We will import and load the required libraries

  • Import load_wine for dataset loading from sklearn.
  • Use train_test_split to divide data into training and test sets.
  • Import ComplementNB as the classifier.
  • Import evaluation metrics: classification_report and accuracy_score.
Python
from sklearn.datasets import load_wine
from sklearn.model_selection import train_test_split
from sklearn.naive_bayes import ComplementNB
from sklearn.metrics import classification_report, accuracy_score

# Load the wine dataset
data = load_wine()
X, y = data.data, data.target

2. Split into training and test sets

We will split the dataset into training and test sets:

  • Split the dataset into 70% training and 30% testing data.
  • Set random_state=42 for reproducibility.
Python
X_train, X_test, y_train, y_test = train_test_split(X, y, test_size=0.3, random_state=42)

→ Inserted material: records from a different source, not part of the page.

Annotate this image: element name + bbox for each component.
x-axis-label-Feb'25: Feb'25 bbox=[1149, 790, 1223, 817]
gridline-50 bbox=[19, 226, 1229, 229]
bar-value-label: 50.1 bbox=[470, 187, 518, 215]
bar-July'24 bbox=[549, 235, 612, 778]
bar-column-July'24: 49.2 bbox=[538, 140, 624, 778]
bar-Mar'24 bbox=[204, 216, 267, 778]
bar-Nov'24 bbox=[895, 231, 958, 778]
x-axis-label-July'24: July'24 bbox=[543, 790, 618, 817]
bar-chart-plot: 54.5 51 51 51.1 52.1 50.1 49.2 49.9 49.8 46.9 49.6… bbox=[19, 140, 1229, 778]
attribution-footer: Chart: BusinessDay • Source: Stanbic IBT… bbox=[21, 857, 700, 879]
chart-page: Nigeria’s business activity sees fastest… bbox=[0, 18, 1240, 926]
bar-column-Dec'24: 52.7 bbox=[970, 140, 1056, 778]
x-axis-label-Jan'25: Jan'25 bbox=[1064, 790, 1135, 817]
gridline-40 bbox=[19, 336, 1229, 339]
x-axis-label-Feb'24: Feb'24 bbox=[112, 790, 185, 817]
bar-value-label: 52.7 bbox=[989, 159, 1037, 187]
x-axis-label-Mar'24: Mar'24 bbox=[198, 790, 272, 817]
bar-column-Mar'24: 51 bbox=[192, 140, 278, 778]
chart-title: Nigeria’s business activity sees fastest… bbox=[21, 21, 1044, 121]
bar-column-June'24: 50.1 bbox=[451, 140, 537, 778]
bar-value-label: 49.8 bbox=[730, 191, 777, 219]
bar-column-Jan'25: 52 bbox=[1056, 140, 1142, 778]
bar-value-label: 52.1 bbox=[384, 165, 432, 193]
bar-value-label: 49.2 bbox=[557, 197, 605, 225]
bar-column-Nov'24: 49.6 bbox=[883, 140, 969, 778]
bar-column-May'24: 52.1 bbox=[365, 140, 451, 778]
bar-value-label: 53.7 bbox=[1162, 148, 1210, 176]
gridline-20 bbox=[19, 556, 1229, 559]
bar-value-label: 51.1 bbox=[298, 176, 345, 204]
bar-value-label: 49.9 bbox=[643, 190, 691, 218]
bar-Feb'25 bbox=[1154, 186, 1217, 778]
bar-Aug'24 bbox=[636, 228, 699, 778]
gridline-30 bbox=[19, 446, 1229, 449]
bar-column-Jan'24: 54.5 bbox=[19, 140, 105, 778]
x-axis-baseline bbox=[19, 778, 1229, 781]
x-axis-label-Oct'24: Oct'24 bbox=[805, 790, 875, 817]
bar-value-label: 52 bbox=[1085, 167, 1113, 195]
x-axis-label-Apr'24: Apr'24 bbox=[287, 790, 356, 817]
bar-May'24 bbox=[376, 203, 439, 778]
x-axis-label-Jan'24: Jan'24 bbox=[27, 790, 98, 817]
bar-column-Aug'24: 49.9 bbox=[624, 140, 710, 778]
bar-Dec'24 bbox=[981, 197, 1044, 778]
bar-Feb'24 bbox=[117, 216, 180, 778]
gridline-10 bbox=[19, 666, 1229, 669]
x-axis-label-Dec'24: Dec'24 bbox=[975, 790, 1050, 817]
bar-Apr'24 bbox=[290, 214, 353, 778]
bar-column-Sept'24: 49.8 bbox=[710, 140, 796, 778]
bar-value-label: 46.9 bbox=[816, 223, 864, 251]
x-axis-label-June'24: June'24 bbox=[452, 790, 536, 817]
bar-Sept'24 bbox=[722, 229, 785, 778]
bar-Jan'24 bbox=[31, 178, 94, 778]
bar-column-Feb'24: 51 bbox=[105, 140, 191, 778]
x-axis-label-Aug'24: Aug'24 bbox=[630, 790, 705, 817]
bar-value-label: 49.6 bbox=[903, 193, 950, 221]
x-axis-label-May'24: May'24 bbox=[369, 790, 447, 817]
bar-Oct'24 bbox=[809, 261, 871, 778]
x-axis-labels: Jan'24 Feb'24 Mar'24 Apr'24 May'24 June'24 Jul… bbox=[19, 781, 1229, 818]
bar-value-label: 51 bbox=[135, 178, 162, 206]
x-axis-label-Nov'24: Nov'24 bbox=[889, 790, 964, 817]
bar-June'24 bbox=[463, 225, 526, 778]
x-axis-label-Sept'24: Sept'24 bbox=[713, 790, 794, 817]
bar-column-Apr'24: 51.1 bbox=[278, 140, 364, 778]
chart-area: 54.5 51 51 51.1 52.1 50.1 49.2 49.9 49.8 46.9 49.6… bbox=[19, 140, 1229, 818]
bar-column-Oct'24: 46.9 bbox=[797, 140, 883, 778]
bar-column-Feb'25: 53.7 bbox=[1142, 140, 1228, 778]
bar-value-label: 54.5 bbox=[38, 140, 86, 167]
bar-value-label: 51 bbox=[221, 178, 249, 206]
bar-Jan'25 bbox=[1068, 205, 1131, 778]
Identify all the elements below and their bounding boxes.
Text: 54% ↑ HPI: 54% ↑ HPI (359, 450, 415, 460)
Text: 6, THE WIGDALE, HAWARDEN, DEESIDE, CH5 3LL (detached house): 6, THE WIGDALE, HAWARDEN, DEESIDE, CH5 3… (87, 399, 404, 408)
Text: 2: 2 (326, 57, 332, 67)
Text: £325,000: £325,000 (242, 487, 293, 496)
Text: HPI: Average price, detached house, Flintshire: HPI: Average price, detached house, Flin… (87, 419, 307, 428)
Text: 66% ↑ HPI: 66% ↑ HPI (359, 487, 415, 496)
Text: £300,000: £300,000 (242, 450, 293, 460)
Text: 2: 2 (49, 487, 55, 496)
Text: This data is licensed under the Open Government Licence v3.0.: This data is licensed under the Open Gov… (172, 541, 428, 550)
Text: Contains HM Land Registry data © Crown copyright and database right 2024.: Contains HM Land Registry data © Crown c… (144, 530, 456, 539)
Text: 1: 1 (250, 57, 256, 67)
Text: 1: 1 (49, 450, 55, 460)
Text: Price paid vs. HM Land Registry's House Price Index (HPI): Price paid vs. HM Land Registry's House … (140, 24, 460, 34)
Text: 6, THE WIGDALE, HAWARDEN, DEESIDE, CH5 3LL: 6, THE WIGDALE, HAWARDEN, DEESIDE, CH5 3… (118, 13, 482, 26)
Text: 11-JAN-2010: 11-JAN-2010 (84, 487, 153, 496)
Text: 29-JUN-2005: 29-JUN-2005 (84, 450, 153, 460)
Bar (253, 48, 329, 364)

3. Train the CNB classifier

We will train the Complement Naive Bayes classifier

  • Create a ComplementNB instance.
  • Fit the classifier on the training data.
Python
cnb = ComplementNB()
cnb.fit(X_train, y_train)

4. Evaluate the model

We will now evaluate the trained model:

  • Predict class labels for the test set using predict().
  • Print the accuracy score and the classification report for detailed metrics.
Python
y_pred = cnb.predict(X_test)
print("Accuracy:", accuracy_score(y_test, y_pred))
print("\nClassification Report:")
print(classification_report(y_test, y_pred))
CNB-output
CNB output

Note: CNB is better suited for discrete data like text. For continuous features (as in this dataset), Gaussian Naive Bayes might perform better.

When to Use CNB

ScenarioWhy CNB is Suitable
Imbalanced class distributionsThe complement approach ensures minority classes receive fairer parameter estimates.
Text classificationCNB handles discrete feature counts (e.g., word frequencies) very effectively.
Large feature spacesCNB is computationally efficient and easy to interpret, even with many features.

Limitations of CNB

  • Feature independence assumption: Like all Naive Bayes variants, CNB assumes that features are conditionally independent given the class. This assumption is rarely true in real-world datasets and can reduce accuracy when violated.
  • Best suited for discrete features: CNB is primarily designed for tasks with discrete data, such as word counts in text classification. Continuous data typically requires preprocessing for optimal results.
  • Bias in balanced datasets: The complement-based parameter estimation can introduce unnecessary bias when classes are already balanced. This may reduce its advantage compared to standard Naive Bayes models.